As I said, Inca loved water.
In 1999, I had been languishing in the offices of Tatler magazine in London and I was now looking for an escape. A way out. I wanted adventure. I was 24 and still living at home. I wanted an opportunity.
At that time the BBC were looking for people to be marooned on a deserted island in the Outer Hebrides for a year, beginning in January 2000. The project, Castaway, would later become one of the first reality shows to be broadcast in Britain. I applied and was chosen as one of 36 people to be shipwrecked on the Isle of Taransay for a year as part of a social experiment to see if we could create a fully self-sufficient community.
We reared our own livestock and grew our own crops. We built a slaughterhouse, a school and our living accommodation.
Each of us castaways had been asked to choose a luxury item that we could take with us. One couple had chosen a bed, another asked for a piano. Someone even opted for a home-brewing kit.
A dog. That was what I’d take. My own dog. A puppy.
Until that moment in my life I had led a relatively selfish existence. The previous 24 years had largely been about me. I had never had to think about anyone else but myself; the family pets were still the responsibility of my parents and I had never had to do an early morning walk with a hangover, or worry about a late night because the dogs were hungry.

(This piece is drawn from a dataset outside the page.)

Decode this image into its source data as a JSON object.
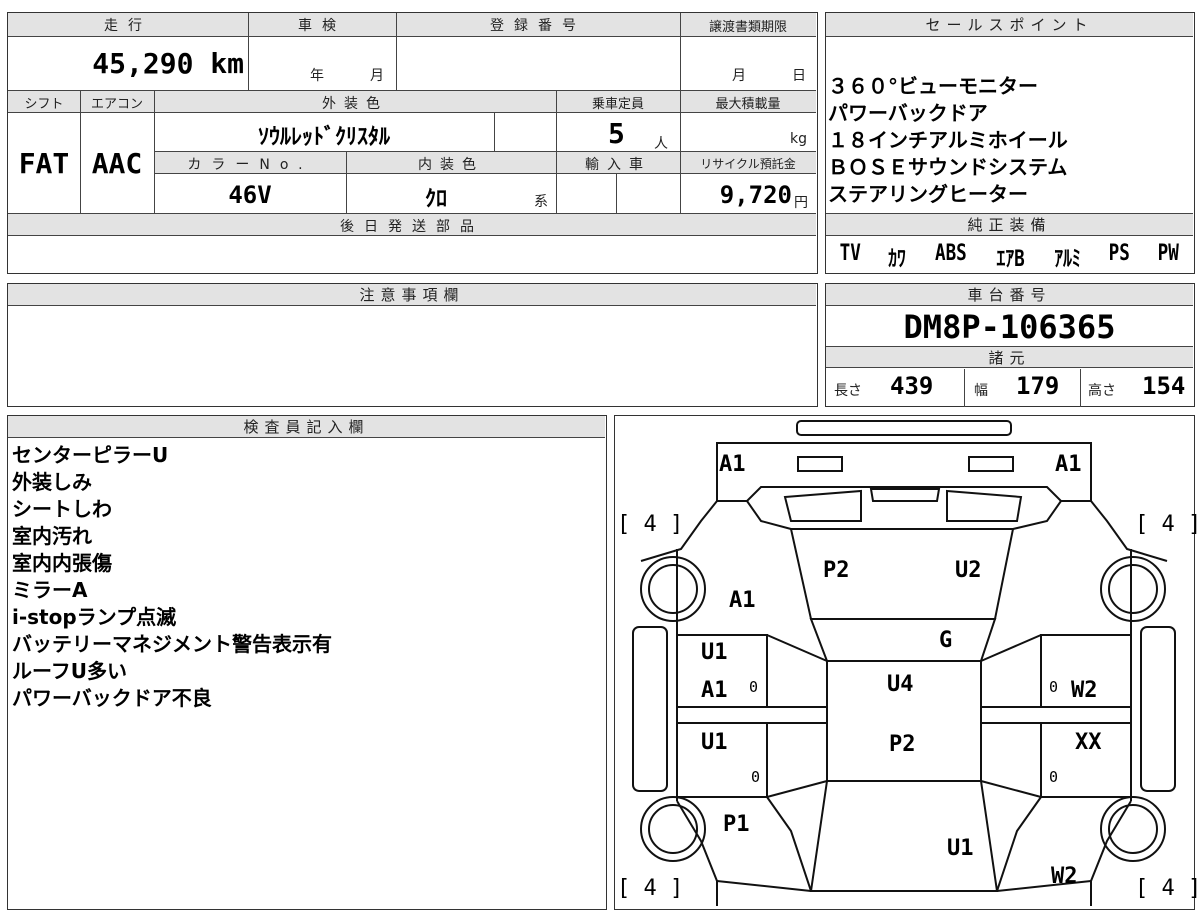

This would be the moment that I made the sacrifice and took on a canine responsibility of my own.
But what breed?
I had grown up with Golden Retrievers; I liked Deer Hounds but they were too big; I liked Newfoundlands but they were too hairy; I liked Pugs but they had too many health problems. To be honest, I would have been happy with most breeds, but in reality there was only ever one breed of dog I ever really truly wanted: a Labrador.